Advocating for your patients and your practice 365 days a year to ensure Congress is passing laws that will have the most positive impact on medicine has never been more important.
For starters, even prior to the pandemic more groups were bringing advocates to Washington to meet with legislators multiple times throughout the year. That makes it increasingly important for physicians and their patients to also reach out to legislators in many ways over the course of the year so that their voices are heard, expert David Lusk told physicians at the 2021 AMA National Advocacy Conference.
Learn about the five big issues for physicians on Capitol Hill in 2021.
Lusk, who has more than 20 years’ experience in policy and government affairs, told physicians that research has shown the best predictor of success with a legislative agenda is having relationships with elected officials.
While meetings in Washington are incredibly important, meeting with lawmakers back home—or virtually during the pandemic—is a critical step too, Lusk said. Meetings in your home district tend to have fewer distractions for the lawmaker, allow for longer interactions to take place and interactions can take place environments where it’s easier to build rapport and a relationship.

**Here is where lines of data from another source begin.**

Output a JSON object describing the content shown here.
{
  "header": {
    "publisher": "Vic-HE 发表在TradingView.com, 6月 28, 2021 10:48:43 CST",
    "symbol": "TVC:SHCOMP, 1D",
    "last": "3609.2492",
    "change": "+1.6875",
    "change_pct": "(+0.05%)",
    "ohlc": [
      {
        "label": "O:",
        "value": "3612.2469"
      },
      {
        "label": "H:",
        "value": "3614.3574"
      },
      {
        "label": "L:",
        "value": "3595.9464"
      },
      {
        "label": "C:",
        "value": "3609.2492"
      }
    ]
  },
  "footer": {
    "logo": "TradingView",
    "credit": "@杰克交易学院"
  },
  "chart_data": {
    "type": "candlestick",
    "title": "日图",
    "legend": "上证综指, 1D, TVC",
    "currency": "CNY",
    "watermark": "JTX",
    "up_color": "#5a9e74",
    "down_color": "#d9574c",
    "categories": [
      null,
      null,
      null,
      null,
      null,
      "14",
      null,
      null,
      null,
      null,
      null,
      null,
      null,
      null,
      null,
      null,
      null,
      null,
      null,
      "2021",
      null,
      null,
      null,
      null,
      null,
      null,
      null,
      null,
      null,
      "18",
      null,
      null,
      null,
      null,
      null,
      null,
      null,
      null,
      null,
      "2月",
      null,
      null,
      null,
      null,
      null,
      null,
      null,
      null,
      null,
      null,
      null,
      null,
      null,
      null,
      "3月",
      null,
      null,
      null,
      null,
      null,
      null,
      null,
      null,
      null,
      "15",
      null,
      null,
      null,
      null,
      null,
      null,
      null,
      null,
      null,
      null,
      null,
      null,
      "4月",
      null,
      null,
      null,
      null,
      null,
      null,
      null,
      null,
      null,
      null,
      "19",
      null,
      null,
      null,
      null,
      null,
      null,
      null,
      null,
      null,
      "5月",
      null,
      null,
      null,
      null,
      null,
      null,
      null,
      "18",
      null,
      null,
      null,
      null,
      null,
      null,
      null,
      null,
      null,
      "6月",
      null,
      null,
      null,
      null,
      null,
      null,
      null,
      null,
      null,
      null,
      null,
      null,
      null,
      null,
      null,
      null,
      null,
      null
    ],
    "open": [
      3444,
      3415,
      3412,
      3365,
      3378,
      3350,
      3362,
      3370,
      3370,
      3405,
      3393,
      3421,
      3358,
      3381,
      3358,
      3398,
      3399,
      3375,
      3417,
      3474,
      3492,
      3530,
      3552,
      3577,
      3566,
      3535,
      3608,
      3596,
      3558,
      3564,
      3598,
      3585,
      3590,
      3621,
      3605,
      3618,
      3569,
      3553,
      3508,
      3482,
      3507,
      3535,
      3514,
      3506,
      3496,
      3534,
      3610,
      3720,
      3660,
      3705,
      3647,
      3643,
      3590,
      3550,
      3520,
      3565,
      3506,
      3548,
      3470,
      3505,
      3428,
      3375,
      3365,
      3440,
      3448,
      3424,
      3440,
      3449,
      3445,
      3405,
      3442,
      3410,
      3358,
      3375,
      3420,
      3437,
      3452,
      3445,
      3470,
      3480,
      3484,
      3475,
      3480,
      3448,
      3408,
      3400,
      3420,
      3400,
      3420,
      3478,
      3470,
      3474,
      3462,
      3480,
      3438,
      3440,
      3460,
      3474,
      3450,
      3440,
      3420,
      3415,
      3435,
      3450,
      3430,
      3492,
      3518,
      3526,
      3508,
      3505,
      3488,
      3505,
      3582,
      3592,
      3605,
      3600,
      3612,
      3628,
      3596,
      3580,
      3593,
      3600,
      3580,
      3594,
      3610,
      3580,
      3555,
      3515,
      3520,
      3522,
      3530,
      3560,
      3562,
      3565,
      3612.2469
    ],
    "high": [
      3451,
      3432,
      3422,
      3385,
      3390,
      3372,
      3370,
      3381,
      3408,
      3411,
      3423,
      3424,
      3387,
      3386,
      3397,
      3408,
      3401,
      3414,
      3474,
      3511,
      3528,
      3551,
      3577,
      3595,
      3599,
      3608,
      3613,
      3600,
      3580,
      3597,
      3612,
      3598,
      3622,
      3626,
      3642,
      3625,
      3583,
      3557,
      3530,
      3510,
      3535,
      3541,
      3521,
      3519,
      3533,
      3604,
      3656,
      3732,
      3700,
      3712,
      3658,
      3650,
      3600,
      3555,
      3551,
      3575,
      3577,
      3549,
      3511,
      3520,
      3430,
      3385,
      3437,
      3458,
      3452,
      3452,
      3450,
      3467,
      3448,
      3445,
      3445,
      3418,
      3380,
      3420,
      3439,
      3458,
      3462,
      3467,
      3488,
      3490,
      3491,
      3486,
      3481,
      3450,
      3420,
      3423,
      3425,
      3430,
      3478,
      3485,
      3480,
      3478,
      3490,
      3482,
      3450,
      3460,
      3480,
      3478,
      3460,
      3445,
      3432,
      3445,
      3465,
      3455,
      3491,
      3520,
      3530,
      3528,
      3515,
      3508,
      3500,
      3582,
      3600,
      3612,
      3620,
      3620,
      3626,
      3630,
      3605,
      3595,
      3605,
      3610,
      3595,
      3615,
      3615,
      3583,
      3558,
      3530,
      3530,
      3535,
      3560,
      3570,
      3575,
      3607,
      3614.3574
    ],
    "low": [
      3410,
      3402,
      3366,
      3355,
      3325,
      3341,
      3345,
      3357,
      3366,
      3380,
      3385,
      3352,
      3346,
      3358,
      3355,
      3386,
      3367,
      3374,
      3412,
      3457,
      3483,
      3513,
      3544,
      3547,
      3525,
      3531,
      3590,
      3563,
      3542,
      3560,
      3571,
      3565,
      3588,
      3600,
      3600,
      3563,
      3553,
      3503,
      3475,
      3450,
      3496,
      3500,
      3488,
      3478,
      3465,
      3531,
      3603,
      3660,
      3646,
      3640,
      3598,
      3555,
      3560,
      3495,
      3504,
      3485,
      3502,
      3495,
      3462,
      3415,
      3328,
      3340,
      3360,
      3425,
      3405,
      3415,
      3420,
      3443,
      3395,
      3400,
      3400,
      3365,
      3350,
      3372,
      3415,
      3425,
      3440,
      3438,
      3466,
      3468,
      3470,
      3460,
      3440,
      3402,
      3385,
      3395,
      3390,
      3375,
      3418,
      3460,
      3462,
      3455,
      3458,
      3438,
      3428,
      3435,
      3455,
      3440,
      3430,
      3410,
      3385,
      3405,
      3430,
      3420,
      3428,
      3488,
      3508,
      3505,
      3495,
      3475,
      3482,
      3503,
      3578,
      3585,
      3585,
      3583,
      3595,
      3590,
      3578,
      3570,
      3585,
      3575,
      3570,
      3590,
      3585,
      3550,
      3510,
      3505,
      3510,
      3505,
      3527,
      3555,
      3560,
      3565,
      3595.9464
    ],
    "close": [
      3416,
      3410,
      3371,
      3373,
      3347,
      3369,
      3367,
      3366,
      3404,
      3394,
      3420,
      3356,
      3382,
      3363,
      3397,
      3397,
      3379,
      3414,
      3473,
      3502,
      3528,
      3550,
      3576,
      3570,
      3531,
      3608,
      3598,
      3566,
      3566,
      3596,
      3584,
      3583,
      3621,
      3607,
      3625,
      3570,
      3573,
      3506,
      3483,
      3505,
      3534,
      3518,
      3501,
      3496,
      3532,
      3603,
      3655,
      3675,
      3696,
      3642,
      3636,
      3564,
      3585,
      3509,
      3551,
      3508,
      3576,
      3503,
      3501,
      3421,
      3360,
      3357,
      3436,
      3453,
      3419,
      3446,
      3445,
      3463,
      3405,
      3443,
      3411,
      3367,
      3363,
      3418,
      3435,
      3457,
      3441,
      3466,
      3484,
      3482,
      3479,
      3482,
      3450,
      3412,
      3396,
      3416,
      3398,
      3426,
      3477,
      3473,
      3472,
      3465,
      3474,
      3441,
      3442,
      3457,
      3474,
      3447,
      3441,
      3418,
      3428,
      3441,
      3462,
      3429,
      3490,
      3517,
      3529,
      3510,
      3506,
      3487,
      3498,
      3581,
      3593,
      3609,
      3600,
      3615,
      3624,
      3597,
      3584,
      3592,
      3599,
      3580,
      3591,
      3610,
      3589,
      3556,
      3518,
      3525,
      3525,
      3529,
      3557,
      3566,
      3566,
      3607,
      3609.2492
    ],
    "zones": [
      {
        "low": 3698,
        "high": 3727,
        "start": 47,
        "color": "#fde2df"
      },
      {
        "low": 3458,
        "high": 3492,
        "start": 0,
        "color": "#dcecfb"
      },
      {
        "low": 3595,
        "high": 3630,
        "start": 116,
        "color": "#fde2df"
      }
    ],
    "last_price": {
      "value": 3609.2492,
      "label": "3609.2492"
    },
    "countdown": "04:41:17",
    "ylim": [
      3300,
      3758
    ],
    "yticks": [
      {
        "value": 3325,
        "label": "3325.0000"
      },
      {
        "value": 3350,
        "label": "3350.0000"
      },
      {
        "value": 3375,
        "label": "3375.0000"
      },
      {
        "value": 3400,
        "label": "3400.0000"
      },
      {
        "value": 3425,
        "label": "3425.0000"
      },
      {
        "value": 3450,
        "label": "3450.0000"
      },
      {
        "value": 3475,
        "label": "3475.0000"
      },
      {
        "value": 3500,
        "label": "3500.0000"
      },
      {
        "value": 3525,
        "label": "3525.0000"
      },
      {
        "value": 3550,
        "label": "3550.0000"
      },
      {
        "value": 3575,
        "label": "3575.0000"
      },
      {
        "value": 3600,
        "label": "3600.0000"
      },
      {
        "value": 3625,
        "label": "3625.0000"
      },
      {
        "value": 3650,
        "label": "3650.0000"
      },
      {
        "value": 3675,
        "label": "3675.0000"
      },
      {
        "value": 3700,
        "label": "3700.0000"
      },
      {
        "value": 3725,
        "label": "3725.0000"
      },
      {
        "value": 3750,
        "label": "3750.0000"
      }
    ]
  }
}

Here are some of his tips to successfully engage with your lawmakers.
Help legislators understand how policy impacts health care. With 97% on Capitol Hill never having practiced as a physician, you need to help them understand how policy affects the practice of medicine and patients.
Create an ongoing conversation. You cannot get policymakers to change their minds with one conversation. Plan to continue conversations with lawmakers and make the conversation a two-way street by offering to serve as a resource to help them understand issues in which you have expertise.
Understand the demands on a congressional office. Realize that no matter what decision a lawmaker makes, not every constituent will be happy. Understand, too, that lawmakers have other influences on them, including from the party leadership, the media and the general public.
Get lawmakers to listen. Recognize the important role congressional staff has. They are the ones who do the groundwork and research; they serve as gatekeepers and are issue experts who recommend policies and actions. They are also the ones who ensure issues get before the member of Congress and which issues are shut out or ignored.
Be mindful of the conversation trap. You can have a good conversation where everyone is smiling and happy, but it may not be an effective meeting. You need to begin and end the meeting with your request. Also, ensure there is a commitment made. For example, do you agree to circle back in a month or get them a piece of information?
Find common bonds. Share an interest or a story rather than an opinion. If talking about Alzheimer’s disease, for example, it is more powerful to talk about your mother who died from the disease and your fear of the disease for yourself and others than to rely solely on doling out statistics about the disease.
Don't forget to follow up. Say “thank you” to those you met with and thank staff and legislators for serving. Follow up and summarize the conversation you had and the commitments that were made. Provide any additional information requested as soon as possible.
Lusk said to remember the five P’s: “Politely persistent people persuade politicians.”